Pada Juni itu juga, Organisasi Kesehatan Dunia (WHO) mengutip data dari otoritas Pyongyang melaporkan bahwa Korea Utara mengalami “infeksi pernapasan akut yang parah.”

Rencana Pelaksanaan Vaksin Pneumonia Komunis Tiongkok (COVAX), yang didukung oleh Perserikatan Bangsa-Bangsa, awalnya direncanakan pada bulan Februari, dan pada paruh pertama tahun ini. Korea Utara bisa menerima 1,9 juta dosis vaksin, tetapi rencana itu ditunda karena kekurangan pasokan vaksin global.

Karena negosiasi dengan COVAX mungkin menemui jalan buntu, Kementerian Luar Negeri Korea Utara mengklaim pada Selasa 6 Juli bahwa bantuan kemanusiaan mengganggu kedaulatan nasionalnya dan tidak boleh ditoleransi.

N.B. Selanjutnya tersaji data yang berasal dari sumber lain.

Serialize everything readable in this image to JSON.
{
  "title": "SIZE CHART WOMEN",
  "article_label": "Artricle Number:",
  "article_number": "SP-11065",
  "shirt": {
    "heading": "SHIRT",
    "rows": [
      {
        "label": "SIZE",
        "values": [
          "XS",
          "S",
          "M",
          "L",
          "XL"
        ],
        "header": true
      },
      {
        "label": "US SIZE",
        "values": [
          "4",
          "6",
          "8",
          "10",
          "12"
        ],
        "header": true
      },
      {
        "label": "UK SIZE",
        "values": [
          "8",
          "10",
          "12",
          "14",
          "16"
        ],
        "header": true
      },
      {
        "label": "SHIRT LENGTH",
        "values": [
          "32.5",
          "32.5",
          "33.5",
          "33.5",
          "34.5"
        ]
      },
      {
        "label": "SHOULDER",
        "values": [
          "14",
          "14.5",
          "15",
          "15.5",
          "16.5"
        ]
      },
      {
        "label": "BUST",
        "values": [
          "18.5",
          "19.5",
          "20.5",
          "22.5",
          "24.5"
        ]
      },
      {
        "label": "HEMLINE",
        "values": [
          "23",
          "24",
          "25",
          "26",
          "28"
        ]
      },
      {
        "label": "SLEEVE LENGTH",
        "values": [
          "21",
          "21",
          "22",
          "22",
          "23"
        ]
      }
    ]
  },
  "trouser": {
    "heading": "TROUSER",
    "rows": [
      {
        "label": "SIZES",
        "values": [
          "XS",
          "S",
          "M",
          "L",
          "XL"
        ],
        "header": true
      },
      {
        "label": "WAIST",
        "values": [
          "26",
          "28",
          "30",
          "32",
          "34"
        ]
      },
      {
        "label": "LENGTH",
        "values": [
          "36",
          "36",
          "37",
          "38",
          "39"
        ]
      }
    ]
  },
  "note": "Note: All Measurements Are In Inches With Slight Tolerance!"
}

Menurut laporan dari Voice of America cabang Korea Selatan pada Minggu 4 Juli lalu, rezim Kim Jong Un menolak mengizinkan petugas kesehatan internasional memasuki negara itu untuk distribusi vaksin, yang merupakan persyaratan mekanisme COVAX Organisasi Kesehatan Dunia. 

Mengenai negosiasi yang sedang berlangsung antara COVAX dan Pyongyang, sebuah sumber yang mengetahui situasi tersebut mengatakan bahwa Korea Utara baru menyelesaikan 2 dari 7 prosedur administrasi yang diperlukan untuk memasok vaksin.

Menurut Kementerian Luar Negeri Korea Utara  bantuan dan kerja sama itu seperti “melempar umpan” dan awal dari “reformasi politik” yang ditujukan untuk Korea Utara. Namun Korea Utara sering menerima bantuan asing dalam mengatasi kekurangan pangan dan krisis kesehatan.

Meskipun Kim Jong Un menggambarkan situasi pangan sebagai “ketegangan” pada pertemuan politik pada Juni lalu, namun ia meminta para pejabat untuk mempersiapkan pembatasan jangka panjang. Hal itu menunjukkan bahwa Kim Jong Un tidak siap untuk membuka perbatasan dalam waktu dekat. 

Beberapa analis bahkan percaya bahwa “penguasa gemuk” yang bergelimang kemewahan, baru-baru ini tampaknya “menjadi kurus”, sebagian karena untuk mengalihkan kemarahan warga Korea Utara yang belum tercukupi kebutuhan pangan. (hui)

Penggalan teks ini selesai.